La photographie.
Il y avait quelques mois que j'avais acquis cette
photographie. Collée sur un morceau de contre-plaquée, elle envahissait presque
tout un mur et, bien souvent, je me demandais pourquoi je ne la remplaçais
pas ; je ne lui trouvais rien de bien remarquable et en général je
n'appréciais guère la photo.
A la rigueur, on pouvait lui trouver quelque chose
d'insolite, une impression diffuse qui me dérangeait parce que, justement, je
ne voyais pas exactement pourquoi je jugeais cette image insolite. Elle
représentait un grand lac, vraiment très banal, avec en arrière-plan une
colline déserte pas moins banale. La photo était en noir et blanc, le ciel
uniformément gris sale. Sur le lac, on voyait une barque, perdue au loin,
minuscule.
Je mis un certain temps à me rendre à l'évidence, même si
elle me paraissait difficile à accepter : la barque, de semaine en
semaine, avançait. C'est ainsi. Inexorablement, se déplaçant dans un espace
temps impossible à définir, la barque grandissait parce qu'elle avançait sur le
lac, venue de quelque lointain rivage pour se diriger vers le bord extérieur du
cliché. Autant dire vers moi.
Un jour, je pus distinguer deux personnages dans la barque.

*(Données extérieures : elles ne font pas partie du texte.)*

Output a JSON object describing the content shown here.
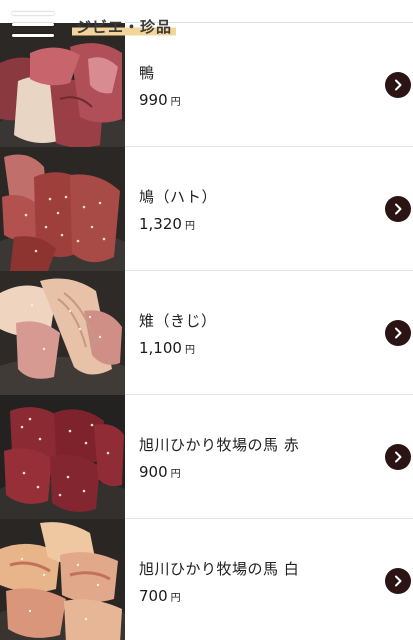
{
  "header": {
    "menu_icon": "hamburger-menu-icon",
    "category": "ジビエ・珍品"
  },
  "colors": {
    "category_highlight": "#f2d59a",
    "arrow_button_bg": "#2a1414",
    "divider": "#e4e4e4"
  },
  "items": [
    {
      "name": "鴨",
      "price": "990",
      "unit": "円",
      "image": "duck-meat-photo",
      "action_icon": "chevron-right-icon"
    },
    {
      "name": "鳩（ハト）",
      "price": "1,320",
      "unit": "円",
      "image": "pigeon-meat-photo",
      "action_icon": "chevron-right-icon"
    },
    {
      "name": "雉（きじ）",
      "price": "1,100",
      "unit": "円",
      "image": "pheasant-meat-photo",
      "action_icon": "chevron-right-icon"
    },
    {
      "name": "旭川ひかり牧場の馬 赤",
      "price": "900",
      "unit": "円",
      "image": "horse-red-meat-photo",
      "action_icon": "chevron-right-icon"
    },
    {
      "name": "旭川ひかり牧場の馬 白",
      "price": "700",
      "unit": "円",
      "image": "horse-white-meat-photo",
      "action_icon": "chevron-right-icon"
    }
  ]
}
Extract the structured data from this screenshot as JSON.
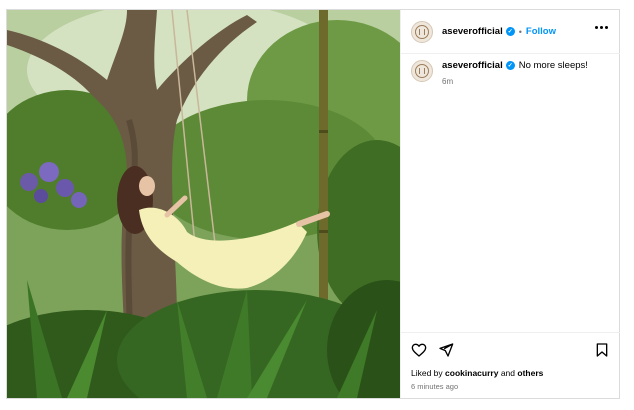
{
  "post": {
    "username": "aseverofficial",
    "follow_label": "Follow",
    "separator": "•",
    "caption_text": "No more sleeps!",
    "caption_time": "6m",
    "liked_prefix": "Liked by",
    "liked_user": "cookinacurry",
    "liked_and": "and",
    "liked_others": "others",
    "posted_ago": "6 minutes ago"
  },
  "icons": {
    "verified": "✓",
    "more": "more-options-icon",
    "like": "heart-icon",
    "share": "paper-plane-icon",
    "save": "bookmark-icon"
  },
  "colors": {
    "accent": "#0095f6",
    "muted": "#737373",
    "border": "#dbdbdb"
  }
}
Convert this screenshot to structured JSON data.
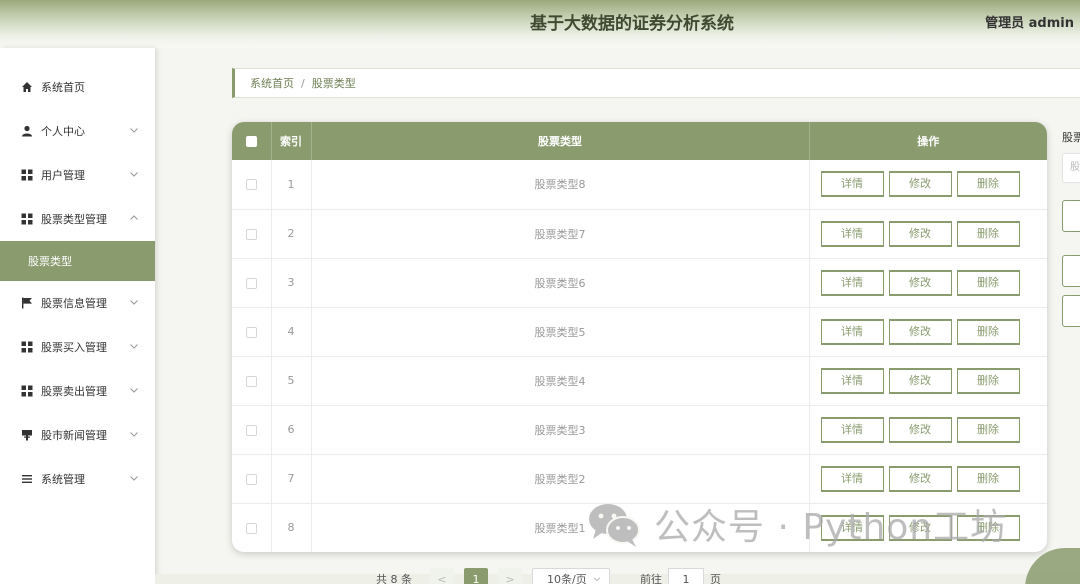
{
  "header": {
    "title": "基于大数据的证券分析系统",
    "user": "管理员 admin"
  },
  "sidebar": {
    "items": [
      {
        "label": "系统首页",
        "icon": "home-icon"
      },
      {
        "label": "个人中心",
        "icon": "person-icon"
      },
      {
        "label": "用户管理",
        "icon": "grid-icon"
      },
      {
        "label": "股票类型管理",
        "icon": "grid-icon"
      },
      {
        "label": "股票类型",
        "icon": ""
      },
      {
        "label": "股票信息管理",
        "icon": "flag-icon"
      },
      {
        "label": "股票买入管理",
        "icon": "grid-icon"
      },
      {
        "label": "股票卖出管理",
        "icon": "grid-icon"
      },
      {
        "label": "股市新闻管理",
        "icon": "news-icon"
      },
      {
        "label": "系统管理",
        "icon": "list-icon"
      }
    ]
  },
  "breadcrumb": {
    "home": "系统首页",
    "separator": "/",
    "current": "股票类型"
  },
  "table": {
    "headers": {
      "index": "索引",
      "type": "股票类型",
      "actions": "操作"
    },
    "actions": {
      "detail": "详情",
      "edit": "修改",
      "delete": "删除"
    },
    "rows": [
      {
        "index": "1",
        "type": "股票类型8"
      },
      {
        "index": "2",
        "type": "股票类型7"
      },
      {
        "index": "3",
        "type": "股票类型6"
      },
      {
        "index": "4",
        "type": "股票类型5"
      },
      {
        "index": "5",
        "type": "股票类型4"
      },
      {
        "index": "6",
        "type": "股票类型3"
      },
      {
        "index": "7",
        "type": "股票类型2"
      },
      {
        "index": "8",
        "type": "股票类型1"
      }
    ]
  },
  "right_panel": {
    "label": "股票",
    "placeholder": "股"
  },
  "pagination": {
    "total": "共 8 条",
    "prev": "<",
    "current_page": "1",
    "next": ">",
    "page_size": "10条/页",
    "goto_label": "前往",
    "goto_value": "1",
    "goto_suffix": "页"
  },
  "watermark": {
    "text": "公众号 · Python工坊"
  },
  "colors": {
    "accent": "#8a9b6e",
    "header_top": "#9aaa7c",
    "title_text": "#3f4a30"
  }
}
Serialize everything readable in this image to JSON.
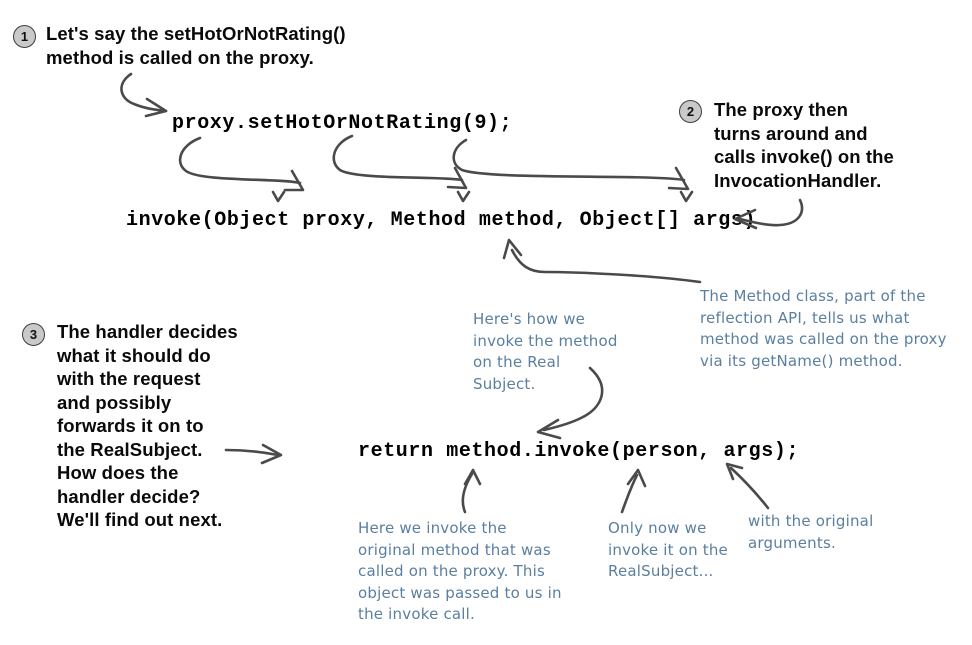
{
  "page": {
    "kind": "book-figure",
    "background_color": "#ffffff"
  },
  "colors": {
    "code_text": "#000000",
    "body_text": "#0a0a0a",
    "annotation_text": "#5a7fa0",
    "arrow": "#4a4a4a",
    "badge_fill": "#c9c9c9",
    "badge_border": "#3d3d3d"
  },
  "steps": [
    {
      "number": "1",
      "text": "Let's say the setHotOrNotRating()\nmethod is called on the proxy."
    },
    {
      "number": "2",
      "text": "The proxy then\nturns around and\ncalls invoke() on the\nInvocationHandler."
    },
    {
      "number": "3",
      "text": "The handler decides\nwhat it should do\nwith the request\nand possibly\nforwards it on to\nthe RealSubject.\nHow does the\nhandler decide?\nWe'll find out next."
    }
  ],
  "code_lines": {
    "proxy_call": "proxy.setHotOrNotRating(9);",
    "invoke_signature": "invoke(Object proxy, Method method, Object[] args)",
    "return_statement": "return method.invoke(person, args);"
  },
  "annotations": [
    {
      "id": "method-class-note",
      "text": "The Method class, part of the\nreflection API, tells us what\nmethod was called on the proxy\nvia its getName() method."
    },
    {
      "id": "invoke-on-real-subject-note",
      "text": "Here's how we\ninvoke the method\non the Real\nSubject."
    },
    {
      "id": "original-method-note",
      "text": "Here we invoke the\noriginal method that was\ncalled on the proxy.  This\nobject was passed to us in\nthe invoke call."
    },
    {
      "id": "real-subject-note",
      "text": "Only now we\ninvoke it on the\nRealSubject..."
    },
    {
      "id": "original-arguments-note",
      "text": "with the original\narguments."
    }
  ]
}
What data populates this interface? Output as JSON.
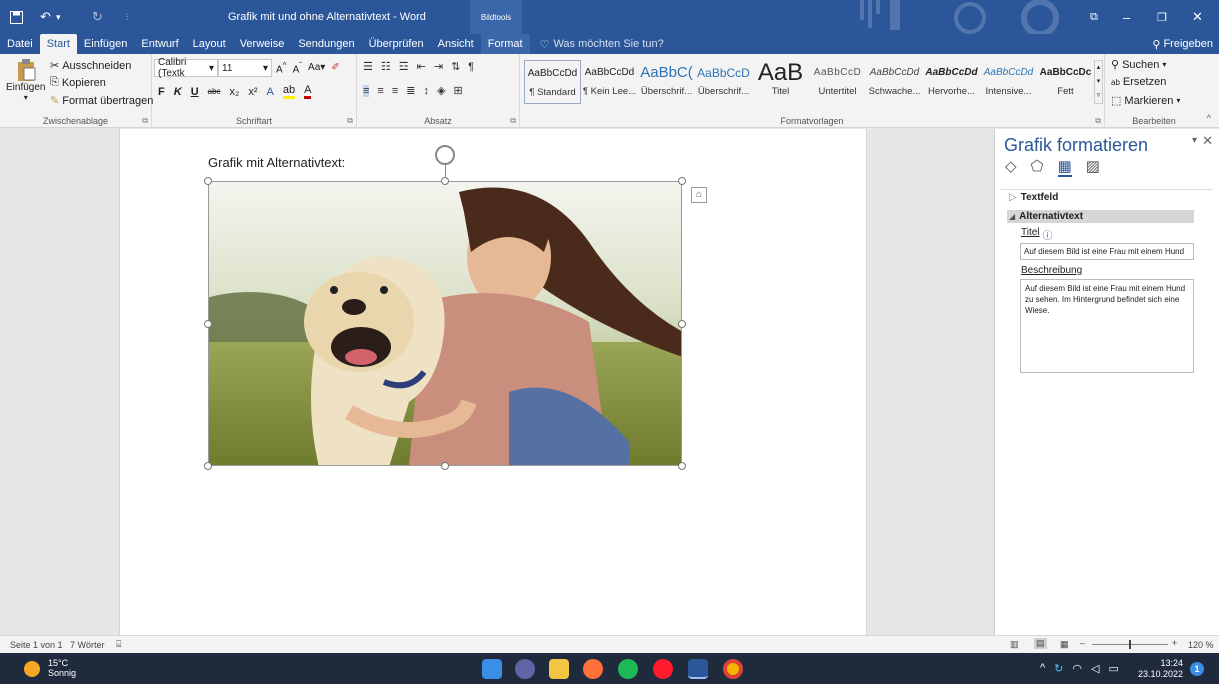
{
  "title_bar": {
    "doc_title": "Grafik mit und ohne Alternativtext - Word",
    "context_tab_group": "Bildtools"
  },
  "tabs": [
    "Datei",
    "Start",
    "Einfügen",
    "Entwurf",
    "Layout",
    "Verweise",
    "Sendungen",
    "Überprüfen",
    "Ansicht",
    "Format"
  ],
  "active_tab": "Start",
  "tell_me": "Was möchten Sie tun?",
  "share": "Freigeben",
  "clipboard": {
    "paste": "Einfügen",
    "cut": "Ausschneiden",
    "copy": "Kopieren",
    "format_painter": "Format übertragen",
    "label": "Zwischenablage"
  },
  "font": {
    "name": "Calibri (Textk",
    "size": "11",
    "label": "Schriftart",
    "bold": "F",
    "italic": "K",
    "underline": "U"
  },
  "paragraph": {
    "label": "Absatz"
  },
  "styles": {
    "label": "Formatvorlagen",
    "items": [
      {
        "sample": "AaBbCcDd",
        "name": "¶ Standard"
      },
      {
        "sample": "AaBbCcDd",
        "name": "¶ Kein Lee..."
      },
      {
        "sample": "AaBbC(",
        "name": "Überschrif..."
      },
      {
        "sample": "AaBbCcD",
        "name": "Überschrif..."
      },
      {
        "sample": "AaB",
        "name": "Titel"
      },
      {
        "sample": "AaBbCcD",
        "name": "Untertitel"
      },
      {
        "sample": "AaBbCcDd",
        "name": "Schwache..."
      },
      {
        "sample": "AaBbCcDd",
        "name": "Hervorhe..."
      },
      {
        "sample": "AaBbCcDd",
        "name": "Intensive..."
      },
      {
        "sample": "AaBbCcDc",
        "name": "Fett"
      }
    ]
  },
  "editing": {
    "find": "Suchen",
    "replace": "Ersetzen",
    "select": "Markieren",
    "label": "Bearbeiten"
  },
  "document": {
    "heading": "Grafik mit Alternativtext:"
  },
  "format_pane": {
    "title": "Grafik formatieren",
    "section_textbox": "Textfeld",
    "section_alt": "Alternativtext",
    "title_label": "Titel",
    "title_value": "Auf diesem Bild ist eine Frau mit einem Hund",
    "desc_label": "Beschreibung",
    "desc_value": "Auf diesem Bild ist eine Frau mit einem Hund zu sehen. Im Hintergrund befindet sich eine Wiese."
  },
  "status": {
    "page": "Seite 1 von 1",
    "words": "7 Wörter",
    "zoom": "120 %"
  },
  "taskbar": {
    "temp": "15°C",
    "weather": "Sonnig",
    "time": "13:24",
    "date": "23.10.2022",
    "notif_count": "1"
  },
  "colors": {
    "word_blue": "#2b579a",
    "ribbon": "#f3f3f3",
    "taskbar": "#1f2b3d"
  }
}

L'un ramait, l'autre assis plus en avant semblait ne rien faire. Quelque temps
plus tard, d'autres détails me rentrèrent dans le regard. C'était un homme aux
bras nus qui ramait et le personnage placé à la proue ne pouvait être qu'une
femme.
Comme la barque se dirigeait vers moi, chaque jour qui
passait donnait du poids, de la présence aux deux personnages. Mais seule la
femme m'intéressait. Jusqu'au moment où l'inquiétude, puis l'effroi s'en
mêlèrent parce que je la reconnaissais.
Impossible de la confondre avec une autre : ses longs
cheveux raides et blonds, ses yeux si froids qu'ils paraissaient éteints, son
corps trop massif et menaçant dans son immobilité, tout en elle me donnait
froid dans le dos. Surtout qu'elle me dévisageait les yeux dans les yeux, sans
aucune trace de sentiment, et sur ses genoux il y avait un fusil dont le canon
également me lorgnait de son œil de cyclope meurtrier. Une de ses mains
semblait caresser tendrement la gâchette.
Comment ne pas la reconnaître et me souvenir de tout sans
trembler ? J'avais eu une brève liaison avec elle, l'hiver dernier ;
au printemps, excédé, je rompais, emporté par une brutalité qui ne me
ressemblait pas et, dès cet instant, avec une froideur sauvage, elle s'était
juré d'avoir un jour ma peau.
Jacques Sternberg, Histoires à mourir de vous (1991).